Patients who underwent open airway reconstruction for LTS due to Wegener's or nonautoimmune causes were identified from 1995 to 2010. Clinical, demographic, and procedural data were recorded. Fisher exact test, Mann-Whitney U test, and McNemar's test were used to test for significance.
A total of 53 patients were identified; eight Wegener's, 45 nonautoimmune, with median follow-up time of 8.3 and 1.8 years, respectively. Before reconstruction, there was no statistical difference between Wegener's and nonautoimmune patients with previous dilations (88% vs. 68%, P = .41) and tracheostomy dependence (50% vs. 42%, P = .72). Following reconstruction, 75% Wegener's and 36% nonautoimmune patients required further dilations (P = .05), with a decannulation rate of 75% and 58% (P = 1.0), respectively.
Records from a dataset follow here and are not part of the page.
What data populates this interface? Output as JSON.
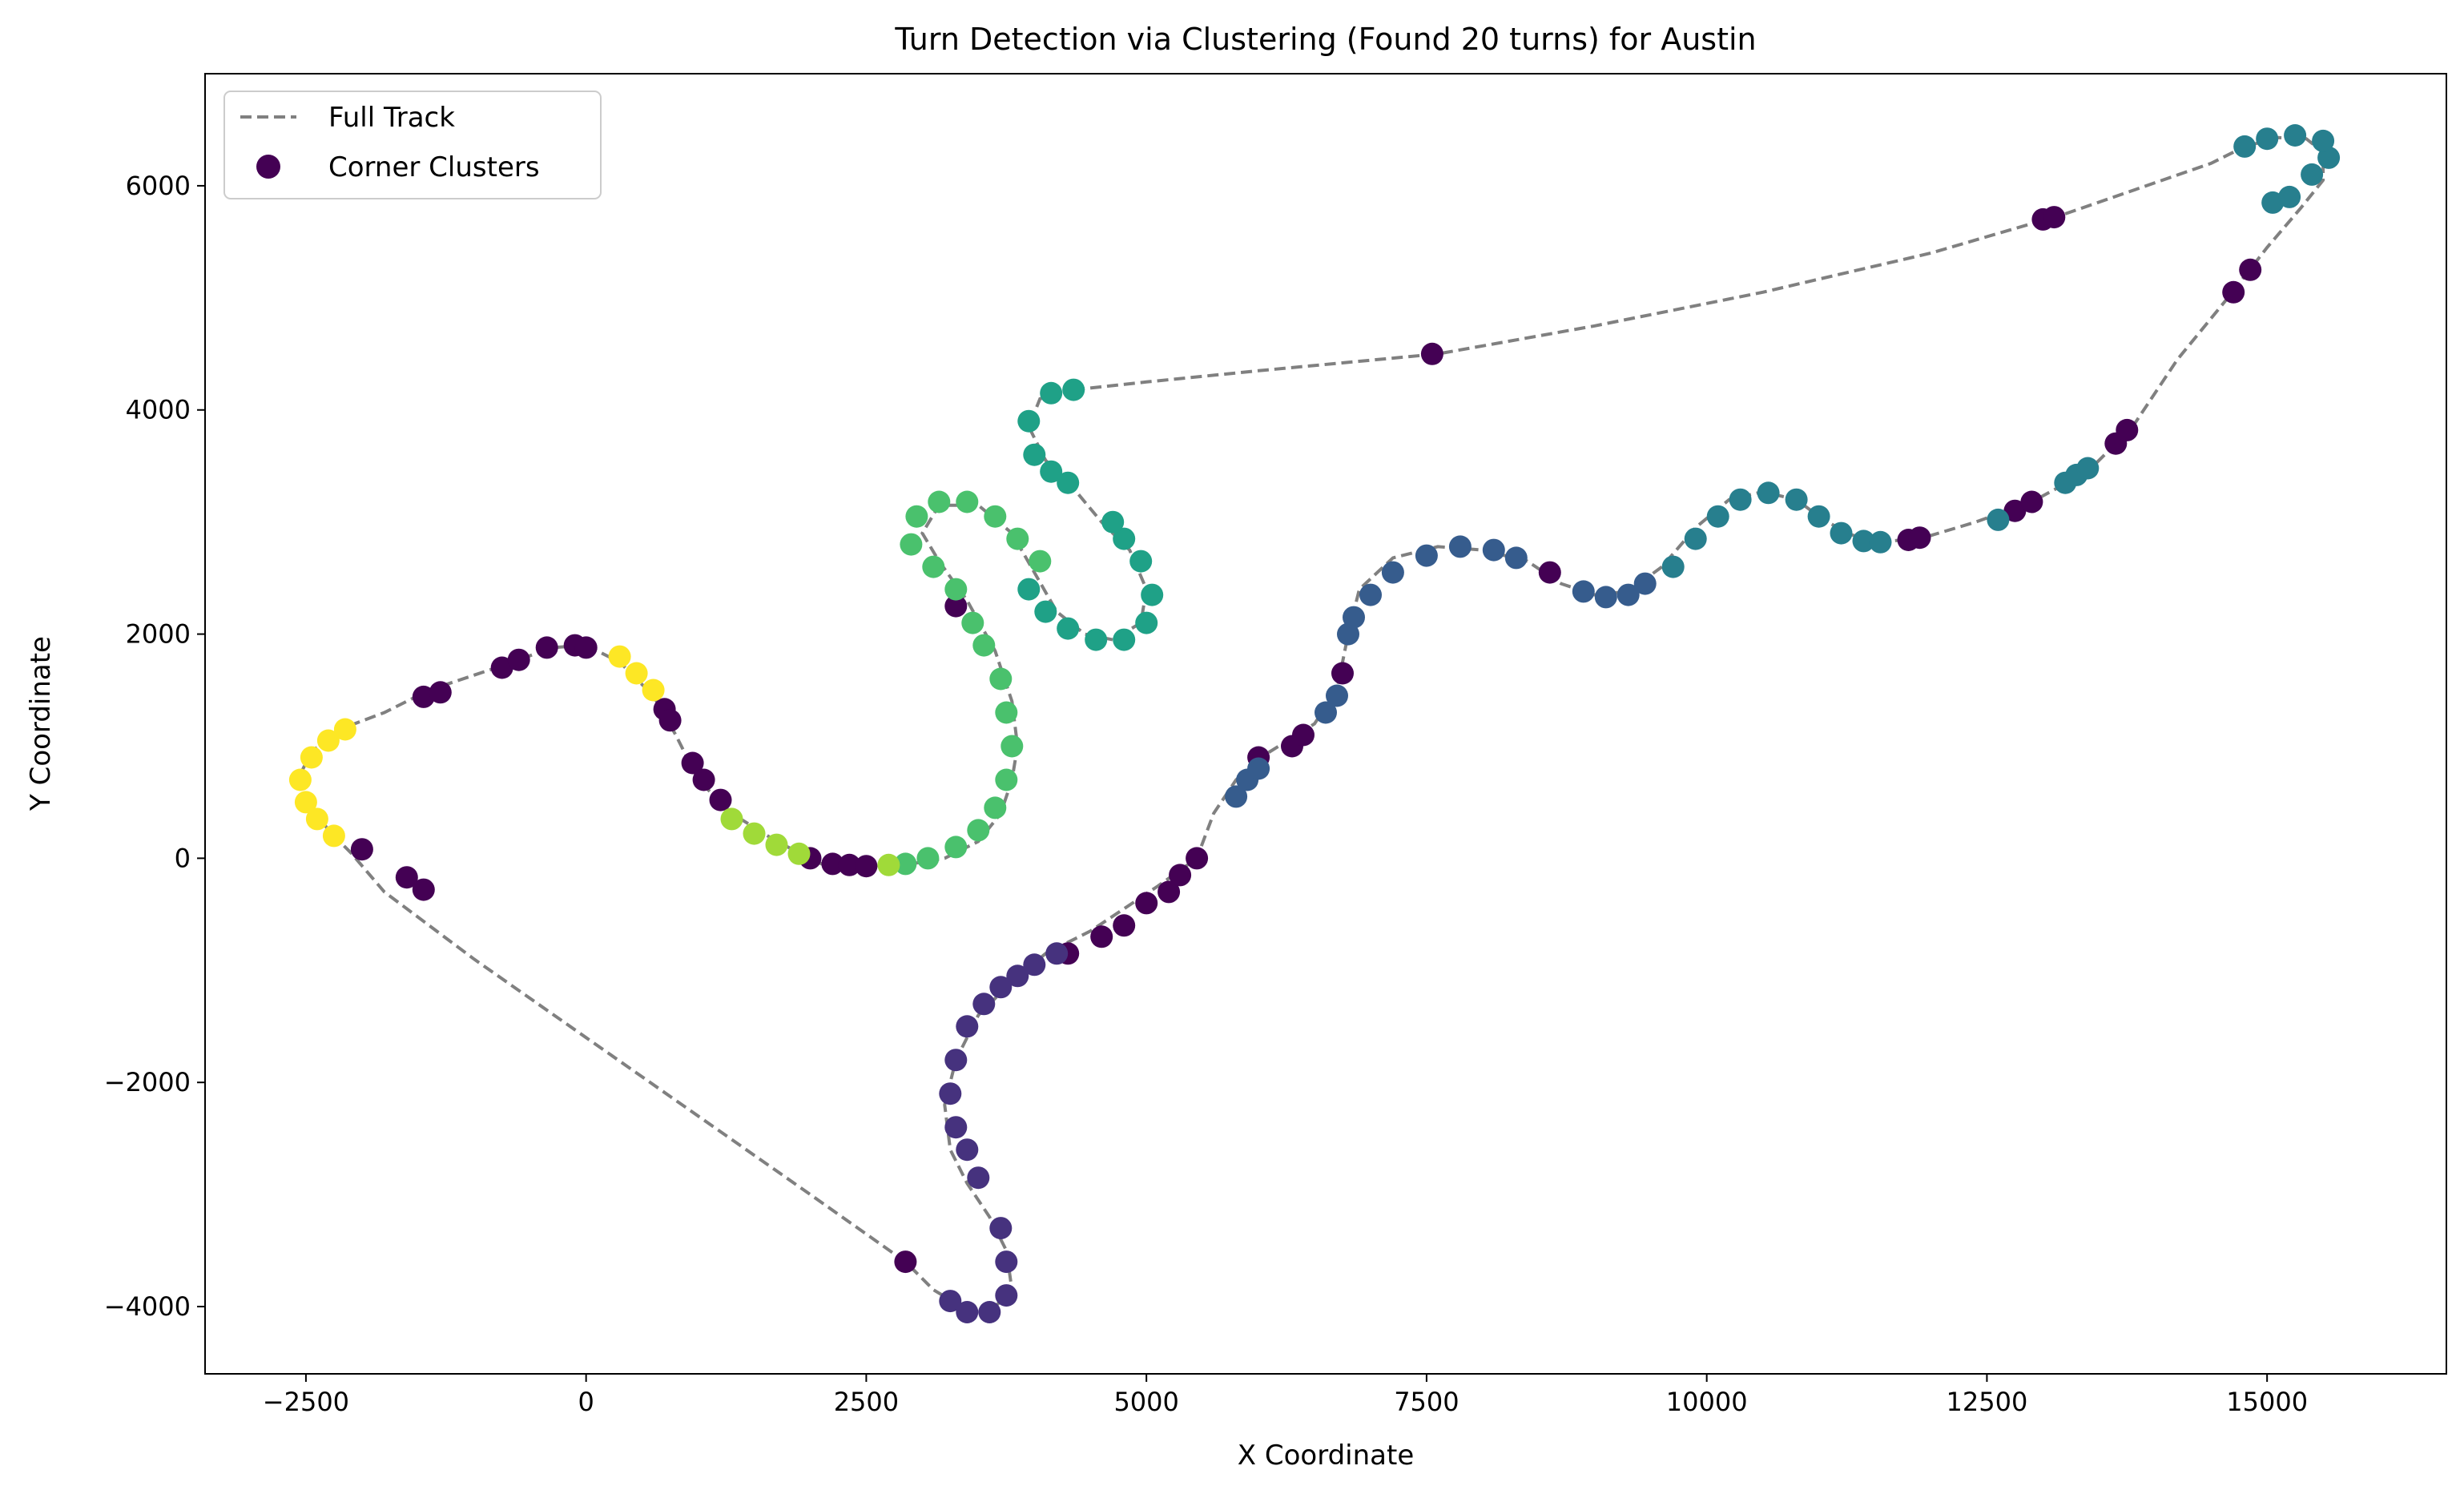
{
  "chart_data": {
    "type": "scatter",
    "title": "Turn Detection via Clustering (Found 20 turns) for Austin",
    "xlabel": "X Coordinate",
    "ylabel": "Y Coordinate",
    "xlim": [
      -3400,
      16600
    ],
    "ylim": [
      -4600,
      7000
    ],
    "xticks": [
      -2500,
      0,
      2500,
      5000,
      7500,
      10000,
      12500,
      15000
    ],
    "yticks": [
      -4000,
      -2000,
      0,
      2000,
      4000,
      6000
    ],
    "xtick_labels": [
      "−2500",
      "0",
      "2500",
      "5000",
      "7500",
      "10000",
      "12500",
      "15000"
    ],
    "ytick_labels": [
      "−4000",
      "−2000",
      "0",
      "2000",
      "4000",
      "6000"
    ],
    "grid": false,
    "legend": {
      "placement": "top-left",
      "entries": [
        {
          "label": "Full Track",
          "style": "dashed-line",
          "color": "#808080"
        },
        {
          "label": "Corner Clusters",
          "style": "marker",
          "color": "#440154"
        }
      ]
    },
    "track": {
      "name": "Full Track",
      "color": "#808080",
      "points": [
        [
          4350,
          4180
        ],
        [
          5000,
          4250
        ],
        [
          6000,
          4350
        ],
        [
          7600,
          4500
        ],
        [
          9000,
          4750
        ],
        [
          10500,
          5050
        ],
        [
          12000,
          5400
        ],
        [
          13200,
          5750
        ],
        [
          14500,
          6200
        ],
        [
          14800,
          6350
        ],
        [
          15100,
          6430
        ],
        [
          15350,
          6420
        ],
        [
          15500,
          6300
        ],
        [
          15500,
          6050
        ],
        [
          15300,
          5800
        ],
        [
          15000,
          5450
        ],
        [
          14650,
          5000
        ],
        [
          14200,
          4450
        ],
        [
          13800,
          3850
        ],
        [
          13400,
          3450
        ],
        [
          12900,
          3180
        ],
        [
          12400,
          3000
        ],
        [
          11900,
          2850
        ],
        [
          11500,
          2820
        ],
        [
          11250,
          2900
        ],
        [
          11000,
          3050
        ],
        [
          10800,
          3200
        ],
        [
          10500,
          3270
        ],
        [
          10200,
          3200
        ],
        [
          9900,
          2950
        ],
        [
          9600,
          2600
        ],
        [
          9300,
          2380
        ],
        [
          9000,
          2350
        ],
        [
          8700,
          2450
        ],
        [
          8400,
          2650
        ],
        [
          8000,
          2750
        ],
        [
          7600,
          2780
        ],
        [
          7200,
          2680
        ],
        [
          6900,
          2400
        ],
        [
          6800,
          2000
        ],
        [
          6700,
          1500
        ],
        [
          6500,
          1200
        ],
        [
          6100,
          950
        ],
        [
          5800,
          700
        ],
        [
          5600,
          400
        ],
        [
          5450,
          0
        ],
        [
          5100,
          -250
        ],
        [
          4800,
          -450
        ],
        [
          4500,
          -650
        ],
        [
          4100,
          -850
        ],
        [
          3800,
          -1100
        ],
        [
          3500,
          -1400
        ],
        [
          3300,
          -1800
        ],
        [
          3200,
          -2200
        ],
        [
          3250,
          -2600
        ],
        [
          3400,
          -2900
        ],
        [
          3600,
          -3200
        ],
        [
          3750,
          -3500
        ],
        [
          3800,
          -3850
        ],
        [
          3600,
          -4050
        ],
        [
          3350,
          -4000
        ],
        [
          3100,
          -3850
        ],
        [
          2850,
          -3600
        ],
        [
          2000,
          -3000
        ],
        [
          0,
          -1600
        ],
        [
          -1000,
          -900
        ],
        [
          -1800,
          -300
        ],
        [
          -2100,
          50
        ],
        [
          -2300,
          250
        ],
        [
          -2500,
          550
        ],
        [
          -2550,
          750
        ],
        [
          -2450,
          950
        ],
        [
          -2200,
          1150
        ],
        [
          -1800,
          1300
        ],
        [
          -1400,
          1500
        ],
        [
          -800,
          1700
        ],
        [
          -300,
          1880
        ],
        [
          0,
          1900
        ],
        [
          300,
          1750
        ],
        [
          600,
          1450
        ],
        [
          800,
          1100
        ],
        [
          1000,
          700
        ],
        [
          1300,
          400
        ],
        [
          1700,
          150
        ],
        [
          2100,
          -50
        ],
        [
          2500,
          -80
        ],
        [
          2900,
          -50
        ],
        [
          3200,
          0
        ],
        [
          3500,
          150
        ],
        [
          3700,
          400
        ],
        [
          3800,
          700
        ],
        [
          3850,
          1000
        ],
        [
          3800,
          1400
        ],
        [
          3650,
          1850
        ],
        [
          3400,
          2300
        ],
        [
          3150,
          2650
        ],
        [
          3000,
          2900
        ],
        [
          3150,
          3150
        ],
        [
          3500,
          3150
        ],
        [
          3800,
          2900
        ],
        [
          4000,
          2550
        ],
        [
          4200,
          2200
        ],
        [
          4450,
          2000
        ],
        [
          4700,
          1950
        ],
        [
          4950,
          2100
        ],
        [
          5000,
          2400
        ],
        [
          4850,
          2750
        ],
        [
          4600,
          3000
        ],
        [
          4350,
          3300
        ],
        [
          4100,
          3550
        ],
        [
          3950,
          3850
        ],
        [
          4050,
          4100
        ],
        [
          4350,
          4180
        ]
      ]
    },
    "corner_clusters": [
      {
        "color": "#440154",
        "points": [
          [
            -2000,
            80
          ],
          [
            -1600,
            -170
          ],
          [
            -1450,
            -280
          ],
          [
            -1450,
            1440
          ],
          [
            -1300,
            1480
          ],
          [
            -750,
            1700
          ],
          [
            -600,
            1770
          ],
          [
            -350,
            1880
          ],
          [
            -100,
            1900
          ],
          [
            0,
            1880
          ],
          [
            700,
            1330
          ],
          [
            750,
            1230
          ],
          [
            950,
            850
          ],
          [
            1050,
            700
          ],
          [
            1200,
            520
          ],
          [
            2000,
            0
          ],
          [
            2200,
            -50
          ],
          [
            2350,
            -60
          ],
          [
            2500,
            -70
          ],
          [
            2850,
            -3600
          ],
          [
            3300,
            2250
          ],
          [
            5000,
            -400
          ],
          [
            5200,
            -300
          ],
          [
            5450,
            0
          ],
          [
            5300,
            -150
          ],
          [
            4800,
            -600
          ],
          [
            4600,
            -700
          ],
          [
            4300,
            -850
          ],
          [
            6000,
            900
          ],
          [
            6300,
            1000
          ],
          [
            6400,
            1100
          ],
          [
            6750,
            1650
          ],
          [
            7550,
            4500
          ],
          [
            8600,
            2550
          ],
          [
            11800,
            2840
          ],
          [
            11900,
            2860
          ],
          [
            12750,
            3100
          ],
          [
            12900,
            3180
          ],
          [
            13000,
            5700
          ],
          [
            13100,
            5720
          ],
          [
            13650,
            3700
          ],
          [
            13750,
            3820
          ],
          [
            14700,
            5050
          ],
          [
            14850,
            5250
          ]
        ]
      },
      {
        "color": "#46327e",
        "points": [
          [
            3250,
            -3950
          ],
          [
            3400,
            -4050
          ],
          [
            3600,
            -4050
          ],
          [
            3750,
            -3900
          ],
          [
            3750,
            -3600
          ],
          [
            3700,
            -3300
          ],
          [
            3500,
            -2850
          ],
          [
            3400,
            -2600
          ],
          [
            3300,
            -2400
          ],
          [
            3250,
            -2100
          ],
          [
            3300,
            -1800
          ],
          [
            3400,
            -1500
          ],
          [
            3550,
            -1300
          ],
          [
            3700,
            -1150
          ],
          [
            3850,
            -1050
          ],
          [
            4000,
            -950
          ],
          [
            4200,
            -850
          ]
        ]
      },
      {
        "color": "#365c8d",
        "points": [
          [
            5800,
            550
          ],
          [
            5900,
            700
          ],
          [
            6000,
            800
          ],
          [
            6600,
            1300
          ],
          [
            6700,
            1450
          ],
          [
            6800,
            2000
          ],
          [
            6850,
            2150
          ],
          [
            7000,
            2350
          ],
          [
            7200,
            2550
          ],
          [
            7500,
            2700
          ],
          [
            7800,
            2780
          ],
          [
            8100,
            2750
          ],
          [
            8300,
            2680
          ],
          [
            8900,
            2380
          ],
          [
            9100,
            2330
          ],
          [
            9300,
            2350
          ],
          [
            9450,
            2450
          ]
        ]
      },
      {
        "color": "#277f8e",
        "points": [
          [
            9700,
            2600
          ],
          [
            9900,
            2850
          ],
          [
            10100,
            3050
          ],
          [
            10300,
            3200
          ],
          [
            10550,
            3260
          ],
          [
            10800,
            3200
          ],
          [
            11000,
            3050
          ],
          [
            11200,
            2900
          ],
          [
            11400,
            2830
          ],
          [
            11550,
            2820
          ],
          [
            12600,
            3020
          ],
          [
            13200,
            3350
          ],
          [
            13300,
            3420
          ],
          [
            13400,
            3480
          ],
          [
            15050,
            5850
          ],
          [
            15200,
            5900
          ],
          [
            15400,
            6100
          ],
          [
            15550,
            6250
          ],
          [
            15500,
            6400
          ],
          [
            15250,
            6450
          ],
          [
            15000,
            6420
          ],
          [
            14800,
            6350
          ]
        ]
      },
      {
        "color": "#1fa187",
        "points": [
          [
            4350,
            4180
          ],
          [
            4150,
            4150
          ],
          [
            3950,
            3900
          ],
          [
            4000,
            3600
          ],
          [
            4150,
            3450
          ],
          [
            4300,
            3350
          ],
          [
            3950,
            2400
          ],
          [
            4100,
            2200
          ],
          [
            4300,
            2050
          ],
          [
            4550,
            1950
          ],
          [
            4800,
            1950
          ],
          [
            5000,
            2100
          ],
          [
            5050,
            2350
          ],
          [
            4950,
            2650
          ],
          [
            4800,
            2850
          ],
          [
            4700,
            3000
          ]
        ]
      },
      {
        "color": "#4ac16d",
        "points": [
          [
            2850,
            -50
          ],
          [
            3050,
            0
          ],
          [
            3300,
            100
          ],
          [
            3500,
            250
          ],
          [
            3650,
            450
          ],
          [
            3750,
            700
          ],
          [
            3800,
            1000
          ],
          [
            3750,
            1300
          ],
          [
            3700,
            1600
          ],
          [
            3550,
            1900
          ],
          [
            3450,
            2100
          ],
          [
            3300,
            2400
          ],
          [
            3100,
            2600
          ],
          [
            2900,
            2800
          ],
          [
            2950,
            3050
          ],
          [
            3150,
            3180
          ],
          [
            3400,
            3180
          ],
          [
            3650,
            3050
          ],
          [
            3850,
            2850
          ],
          [
            4050,
            2650
          ]
        ]
      },
      {
        "color": "#a0da39",
        "points": [
          [
            1300,
            350
          ],
          [
            1500,
            220
          ],
          [
            1700,
            120
          ],
          [
            1900,
            40
          ],
          [
            2700,
            -60
          ]
        ]
      },
      {
        "color": "#fde725",
        "points": [
          [
            300,
            1800
          ],
          [
            450,
            1650
          ],
          [
            600,
            1500
          ],
          [
            -2150,
            1150
          ],
          [
            -2300,
            1050
          ],
          [
            -2450,
            900
          ],
          [
            -2550,
            700
          ],
          [
            -2500,
            500
          ],
          [
            -2400,
            350
          ],
          [
            -2250,
            200
          ]
        ]
      }
    ]
  }
}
Wegener's patients have an increased need for dilations after open airway reconstruction for LTS. However, these patients can be decannulated after surgery at a rate similar to patients with nonautoimmune LTS.
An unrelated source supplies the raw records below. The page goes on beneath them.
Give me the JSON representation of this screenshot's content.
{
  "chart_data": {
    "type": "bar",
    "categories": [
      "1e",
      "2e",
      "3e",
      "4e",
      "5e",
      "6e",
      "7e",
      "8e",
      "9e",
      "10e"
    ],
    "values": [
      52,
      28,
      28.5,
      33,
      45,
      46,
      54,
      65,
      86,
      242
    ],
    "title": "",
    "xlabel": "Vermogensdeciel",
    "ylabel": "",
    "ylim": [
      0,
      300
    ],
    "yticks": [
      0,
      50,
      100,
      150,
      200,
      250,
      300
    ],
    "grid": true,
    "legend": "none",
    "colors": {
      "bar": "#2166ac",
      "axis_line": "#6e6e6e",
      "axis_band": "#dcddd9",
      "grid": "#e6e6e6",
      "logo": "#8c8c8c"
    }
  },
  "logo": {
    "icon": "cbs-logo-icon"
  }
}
目的/假设:开放气道重建被认为是治疗喉气管狭窄(LTS)的明确方法。尽管大多数 LTS 病例不是自身免疫性的,但在 Wegener 肉芽肿患者中报道的病例很少。在这项研究中,我们旨在评估与非自身免疫性患者相比,Wegener 肉芽肿患者的气道重建治疗 LTS 的结果。
回顾性分析在学术医疗中心接受开放气道重建治疗 LTS 的病例。
从 1995 年至 2010 年,我们确定了因 Wegener 或非自身免疫性原因接受开放气道重建治疗 LTS 的患者。记录了临床、人口统计学和程序数据。使用 Fisher 精确检验、Mann-Whitney U 检验和 McNemar 检验来检验显著性。
共确定了 53 例患者,其中 8 例 Wegener 患者,45 例非自身免疫性患者,中位随访时间分别为 8.3 年和 1.8 年。在重建前,Wegener 组和非自身免疫性组在先前扩张(88%比 68%,P=.41)和气管切开术依赖(50%比 42%,P=.72)方面无统计学差异。重建后,75%的 Wegener 患者和 36%的非自身免疫性患者需要进一步扩张(P=.05),分别有 75%和 58%的患者可拔管(P=1.0)。
Wegener 患者在接受 LTS 开放气道重建后需要更多的扩张。然而,这些患者在手术后可以拔管的比例与非自身免疫性 LTS 患者相似。